Celebs who will not respond to comments on their Facebook statuses:
We are their fans. And yes, we love them. But that doesn’t mean they should take us for granted. But why do they seek our opinions when they well know they won’t let us know of what they think of our own views? Why even bother ask us for the same? We’ll soon shun your posts. Eat your hearts out.
You can use your walls and fan pages to advertise your shows. You can let us know what views you hold on topical issues. But don’t engage us in debates you are not going to contribute to. Oh, and learn to tolerate dissent, too. All artistes are culprits in this aspect.
It’s Barbara, not Barbra!
For lack of a better word, I will call this grammar beef. American v British grammar. A friend of mine snarls every time someone spells her name without the extra “a”. She loves sounding British, I suppose. I have since learnt to tell between the two. By doing away with the extra letter, I suppose the Americans wanted to stamp their independence from our brothers in England.
It was one of those high school chronicles. One of those discourses that aim at building the art of public speaking. Debates. The motion went thus: “Fire is better than water”. One cocky student took to the floor and in a strong local dialect spoke from the opposing side. "Mbahi chairman…Imwe ba proposers, aima. Ente n’inyw’omuriro?" Literal translation: Dear Chairman and your Irrational proposers, our Cattle drink water, not fire.
He hailed from one of those cattle keeping tribes in western Uganda. In this culture, cows are deemed as precious as anything on earth you could think of. They are a measure of one’s respect, stature or dignity. A status symbol of sorts. He didn’t see how a principal source of livelihood could be compared with something he could do without.
It’s a fact I have come to appreciate.
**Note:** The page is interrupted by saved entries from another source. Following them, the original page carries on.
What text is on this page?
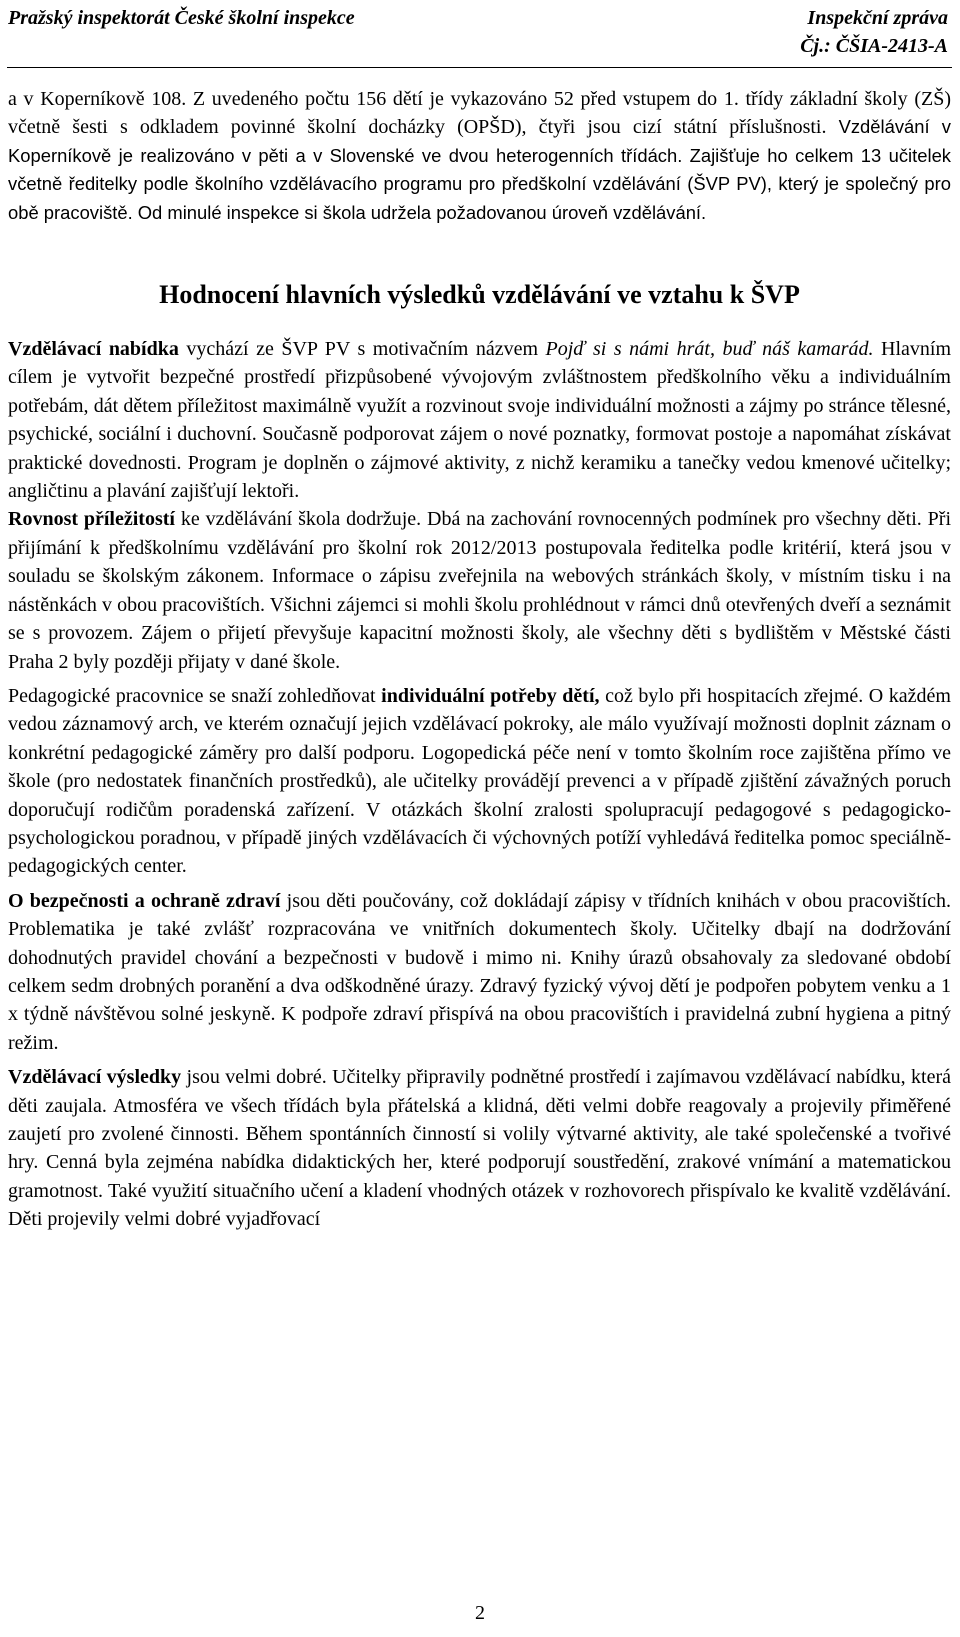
Pražský inspektorát České školní inspekce	Inspekční zpráva
Čj.: ČŠIA-2413-A

a v Koperníkově 108. Z uvedeného počtu 156 dětí je vykazováno 52 před vstupem do 1. třídy základní školy (ZŠ) včetně šesti s odkladem povinné školní docházky (OPŠD), čtyři jsou cizí státní příslušnosti. Vzdělávání v Koperníkově je realizováno v pěti a v Slovenské ve dvou heterogenních třídách. Zajišťuje ho celkem 13 učitelek včetně ředitelky podle školního vzdělávacího programu pro předškolní vzdělávání (ŠVP PV), který je společný pro obě pracoviště. Od minulé inspekce si škola udržela požadovanou úroveň vzdělávání.

Hodnocení hlavních výsledků vzdělávání ve vztahu k ŠVP

Vzdělávací nabídka vychází ze ŠVP PV s motivačním názvem Pojď si s námi hrát, buď náš kamarád. Hlavním cílem je vytvořit bezpečné prostředí přizpůsobené vývojovým zvláštnostem předškolního věku a individuálním potřebám, dát dětem příležitost maximálně využít a rozvinout svoje individuální možnosti a zájmy po stránce tělesné, psychické, sociální i duchovní. Současně podporovat zájem o nové poznatky, formovat postoje a napomáhat získávat praktické dovednosti. Program je doplněn o zájmové aktivity, z nichž keramiku a tanečky vedou kmenové učitelky; angličtinu a plavání zajišťují lektoři.

Rovnost příležitostí ke vzdělávání škola dodržuje. Dbá na zachování rovnocenných podmínek pro všechny děti. Při přijímání k předškolnímu vzdělávání pro školní rok 2012/2013 postupovala ředitelka podle kritérií, která jsou v souladu se školským zákonem. Informace o zápisu zveřejnila na webových stránkách školy, v místním tisku i na nástěnkách v obou pracovištích. Všichni zájemci si mohli školu prohlédnout v rámci dnů otevřených dveří a seznámit se s provozem. Zájem o přijetí převyšuje kapacitní možnosti školy, ale všechny děti s bydlištěm v Městské části Praha 2 byly později přijaty v dané škole.

Pedagogické pracovnice se snaží zohledňovat individuální potřeby dětí, což bylo při hospitacích zřejmé. O každém vedou záznamový arch, ve kterém označují jejich vzdělávací pokroky, ale málo využívají možnosti doplnit záznam o konkrétní pedagogické záměry pro další podporu. Logopedická péče není v tomto školním roce zajištěna přímo ve škole (pro nedostatek finančních prostředků), ale učitelky provádějí prevenci a v případě zjištění závažných poruch doporučují rodičům poradenská zařízení. V otázkách školní zralosti spolupracují pedagogové s pedagogicko-psychologickou poradnou, v případě jiných vzdělávacích či výchovných potíží vyhledává ředitelka pomoc speciálně-pedagogických center.

O bezpečnosti a ochraně zdraví jsou děti poučovány, což dokládají zápisy v třídních knihách v obou pracovištích. Problematika je také zvlášť rozpracována ve vnitřních dokumentech školy. Učitelky dbají na dodržování dohodnutých pravidel chování a bezpečnosti v budově i mimo ni. Knihy úrazů obsahovaly za sledované období celkem sedm drobných poranění a dva odškodněné úrazy. Zdravý fyzický vývoj dětí je podpořen pobytem venku a 1 x týdně návštěvou solné jeskyně. K podpoře zdraví přispívá na obou pracovištích i pravidelná zubní hygiena a pitný režim.

Vzdělávací výsledky jsou velmi dobré. Učitelky připravily podnětné prostředí i zajímavou vzdělávací nabídku, která děti zaujala. Atmosféra ve všech třídách byla přátelská a klidná, děti velmi dobře reagovaly a projevily přiměřené zaujetí pro zvolené činnosti. Během spontánních činností si volily výtvarné aktivity, ale také společenské a tvořivé hry. Cenná byla zejména nabídka didaktických her, které podporují soustředění, zrakové vnímání a matematickou gramotnost. Také využití situačního učení a kladení vhodných otázek v rozhovorech přispívalo ke kvalitě vzdělávání. Děti projevily velmi dobré vyjadřovací

2
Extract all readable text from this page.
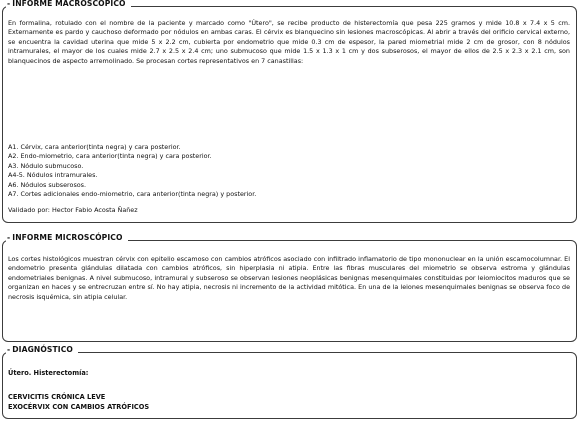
- INFORME MACROSCÓPICO
En formalina, rotulado con el nombre de la paciente y marcado como "Útero", se recibe producto de histerectomía que pesa 225 gramos y mide 10.8 x 7.4 x 5 cm. Externamente es pardo y cauchoso deformado por nódulos en ambas caras. El cérvix es blanquecino sin lesiones macroscópicas. Al abrir a través del orificio cervical externo, se encuentra la cavidad uterina que mide 5 x 2.2 cm, cubierta por endometrio que mide 0.3 cm de espesor, la pared miometrial mide 2 cm de grosor, con 8 nódulos intramurales, el mayor de los cuales mide 2.7 x 2.5 x 2.4 cm; uno submucoso que mide 1.5 x 1.3 x 1 cm y dos subserosos, el mayor de ellos de 2.5 x 2.3 x 2.1 cm, son blanquecinos de aspecto arremolinado. Se procesan cortes representativos en 7 canastillas:
A1. Cérvix, cara anterior(tinta negra) y cara posterior.
A2. Endo-miometrio, cara anterior(tinta negra) y cara posterior.
A3. Nódulo submucoso.
A4-5. Nódulos intramurales.
A6. Nódulos subserosos.
A7. Cortes adicionales endo-miometrio, cara anterior(tinta negra) y posterior.
Validado por: Hector Fabio Acosta Ñañez
- INFORME MICROSCÓPICO
Los cortes histológicos muestran cérvix con epitelio escamoso con cambios atróficos asociado con infiltrado inflamatorio de tipo mononuclear en la unión escamocolumnar. El endometrio presenta glándulas dilatada con cambios atróficos, sin hiperplasia ni atipia. Entre las fibras musculares del miometrio se observa estroma y glándulas endometriales benignas. A nivel submucoso, intramural y subseroso se observan lesiones neoplásicas benignas mesenquimales constituidas por leiomiocitos maduros que se organizan en haces y se entrecruzan entre sí. No hay atipia, necrosis ni incremento de la actividad mitótica. En una de la leiones mesenquimales benignas se observa foco de necrosis isquémica, sin atipia celular.
- DIAGNÓSTICO
Útero. Histerectomía:
CERVICITIS CRÓNICA LEVE
EXOCÉRVIX CON CAMBIOS ATRÓFICOS
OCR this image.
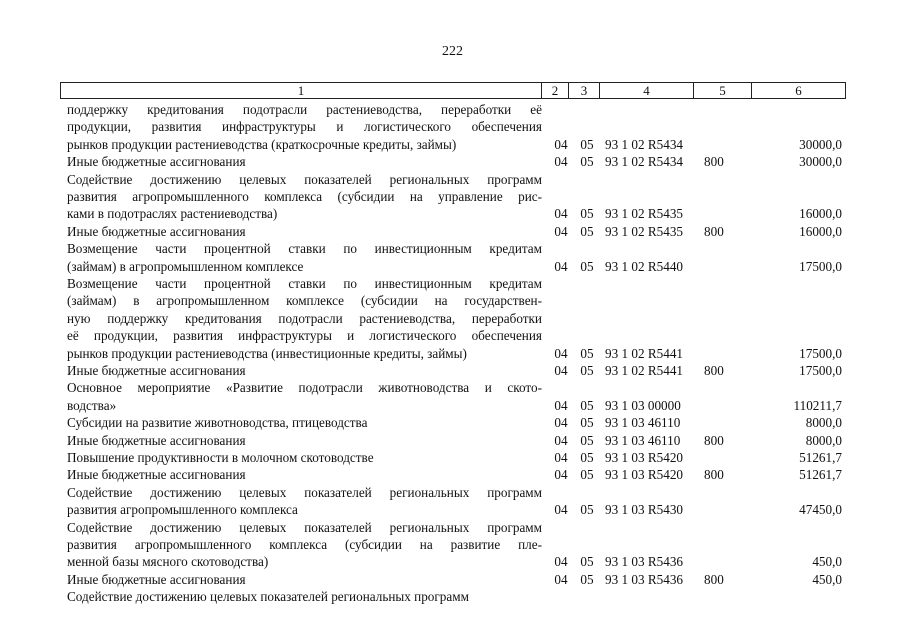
222
1	2	3	4	5	6
поддержку кредитования подотрасли растениеводства, переработки её
продукции, развития инфраструктуры и логистического обеспечения
рынков продукции растениеводства (краткосрочные кредиты, займы)	04 05 93 1 02 R5434	30000,0
Иные бюджетные ассигнования	04 05 93 1 02 R5434	800	30000,0
Содействие достижению целевых показателей региональных программ
развития агропромышленного комплекса (субсидии на управление рис-
ками в подотраслях растениеводства)	04 05 93 1 02 R5435	16000,0
Иные бюджетные ассигнования	04 05 93 1 02 R5435	800	16000,0
Возмещение части процентной ставки по инвестиционным кредитам
(займам) в агропромышленном комплексе	04 05 93 1 02 R5440	17500,0
Возмещение части процентной ставки по инвестиционным кредитам
(займам) в агропромышленном комплексе (субсидии на государствен-
ную поддержку кредитования подотрасли растениеводства, переработки
её продукции, развития инфраструктуры и логистического обеспечения
рынков продукции растениеводства (инвестиционные кредиты, займы)	04 05 93 1 02 R5441	17500,0
Иные бюджетные ассигнования	04 05 93 1 02 R5441	800	17500,0
Основное мероприятие «Развитие подотрасли животноводства и ското-
водства»	04 05 93 1 03 00000	110211,7
Субсидии на развитие животноводства, птицеводства	04 05 93 1 03 46110	8000,0
Иные бюджетные ассигнования	04 05 93 1 03 46110	800	8000,0
Повышение продуктивности в молочном скотоводстве	04 05 93 1 03 R5420	51261,7
Иные бюджетные ассигнования	04 05 93 1 03 R5420	800	51261,7
Содействие достижению целевых показателей региональных программ
развития агропромышленного комплекса	04 05 93 1 03 R5430	47450,0
Содействие достижению целевых показателей региональных программ
развития агропромышленного комплекса (субсидии на развитие пле-
менной базы мясного скотоводства)	04 05 93 1 03 R5436	450,0
Иные бюджетные ассигнования	04 05 93 1 03 R5436	800	450,0
Содействие достижению целевых показателей региональных программ
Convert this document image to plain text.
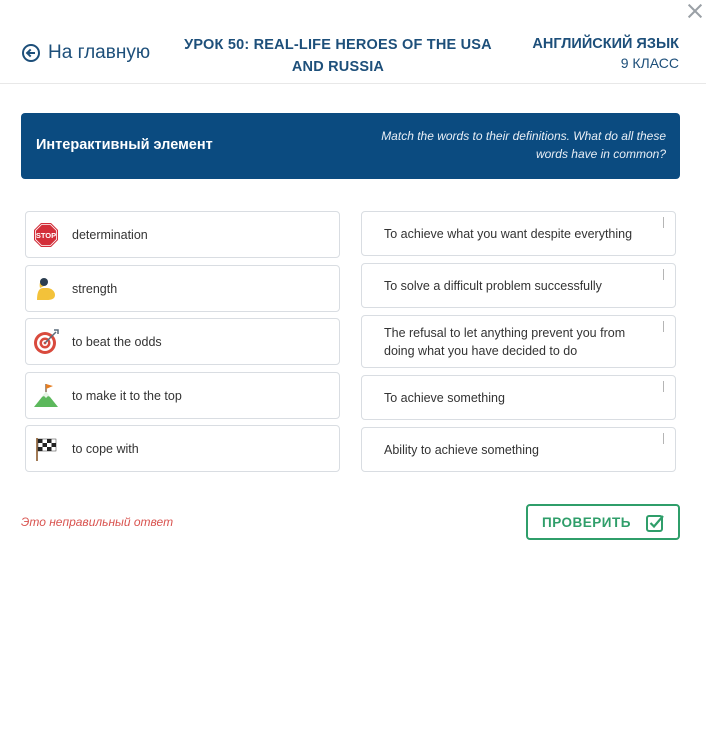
На главную	УРОК 50: REAL-LIFE HEROES OF THE USA AND RUSSIA
АНГЛИЙСКИЙ ЯЗЫК
9 КЛАСС
Интерактивный элемент
Match the words to their definitions. What do all these words have in common?
STOP determination
strength
to beat the odds
to make it to the top
to cope with
To achieve what you want despite everything
To solve a difficult problem successfully
The refusal to let anything prevent you from doing what you have decided to do
To achieve something
Ability to achieve something
Это неправильный ответ	ПРОВЕРИТЬ
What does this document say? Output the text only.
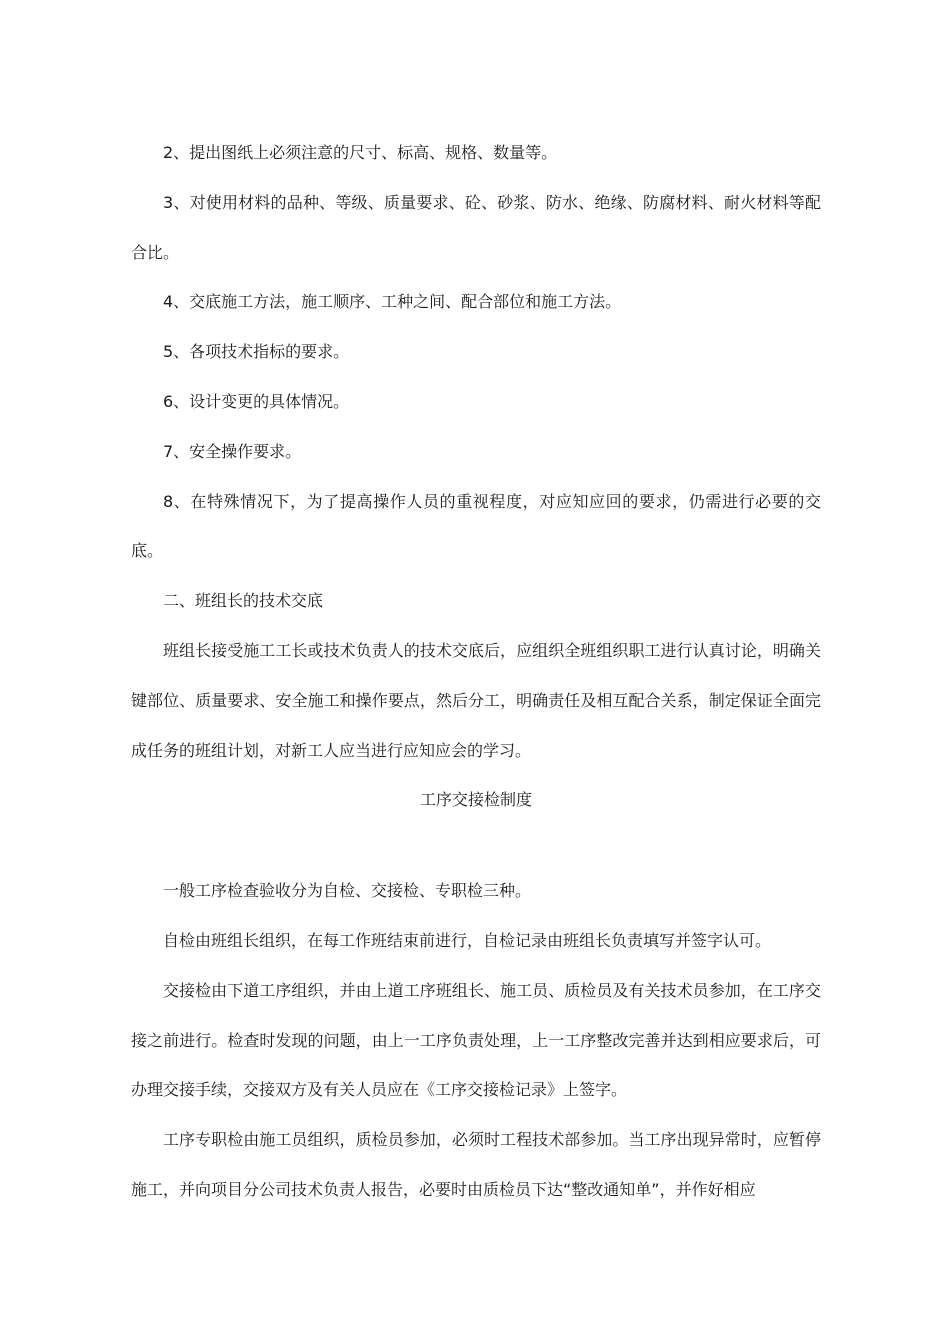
2、提出图纸上必须注意的尺寸、标高、规格、数量等。

3、对使用材料的品种、等级、质量要求、砼、砂浆、防水、绝缘、防腐材料、耐火材料等配合比。

4、交底施工方法，施工顺序、工种之间、配合部位和施工方法。

5、各项技术指标的要求。

6、设计变更的具体情况。

7、安全操作要求。

8、在特殊情况下，为了提高操作人员的重视程度，对应知应回的要求，仍需进行必要的交底。

二、班组长的技术交底

班组长接受施工工长或技术负责人的技术交底后，应组织全班组织职工进行认真讨论，明确关键部位、质量要求、安全施工和操作要点，然后分工，明确责任及相互配合关系，制定保证全面完成任务的班组计划，对新工人应当进行应知应会的学习。

工序交接检制度

一般工序检查验收分为自检、交接检、专职检三种。

自检由班组长组织，在每工作班结束前进行，自检记录由班组长负责填写并签字认可。

交接检由下道工序组织，并由上道工序班组长、施工员、质检员及有关技术员参加，在工序交接之前进行。检查时发现的问题，由上一工序负责处理，上一工序整改完善并达到相应要求后，可办理交接手续，交接双方及有关人员应在《工序交接检记录》上签字。

工序专职检由施工员组织，质检员参加，必须时工程技术部参加。当工序出现异常时，应暂停施工，并向项目分公司技术负责人报告，必要时由质检员下达“整改通知单”，并作好相应
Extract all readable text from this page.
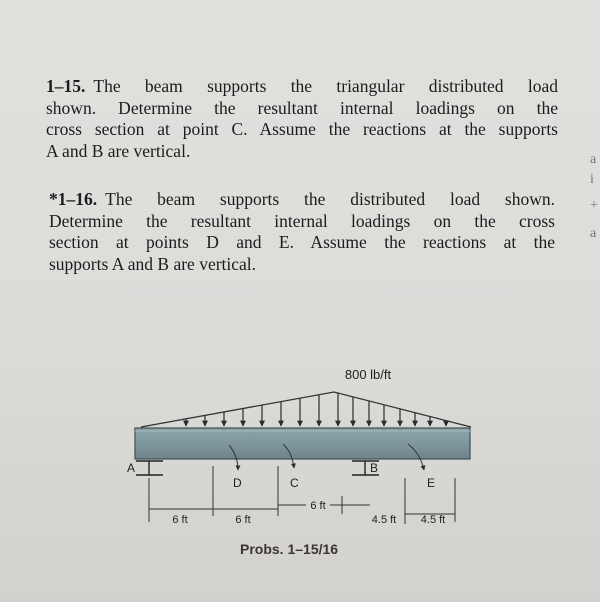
1–15. The beam supports the triangular distributed load
shown. Determine the resultant internal loadings on the
cross section at point C. Assume the reactions at the supports
A and B are vertical.

*1–16. The beam supports the distributed load shown.
Determine the resultant internal loadings on the cross
section at points D and E. Assume the reactions at the
supports A and B are vertical.

a
i
+
a
800 lb/ft
A	B
D	C	E
6 ft	6 ft
6 ft
4.5 ft 4.5 ft
Probs. 1–15/16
I am relatives, literally, with every soul earning their bread as a taxi conductor. From a distance, they will call you names until you give them the nod that you wish to use their services. I am addressed by several titles –I guess depending on how one perceives me; Uncle, Boss, master, name it. Only if they could use deodorants!
You be like as if…
The lingua spoken by smart-alec adolescents. Lugezigezi. Some of them carry it into their early adulthood. Some will carry it to their workplaces, too. You don’t use this kind of grammar unless you have a low rating of your own IQ. It’s a way of gaining acceptance amongst one’s peers, I will presume. We could forgive juveniles. But 20+ year-olds?
Tabloids (Read Red Pepper)
Granted, they have done great work in exposing the ills in our society. They have brought them to our attention and all. But that, probably, is where my plaudits end. How about you revise your reporting language? There’s a better way of conveying the message without sounding X-rated. We will still give you business. "Juicy" may sound a little polite and flattering, but how on earth do you describe someone’s daughter as "waterlogged"?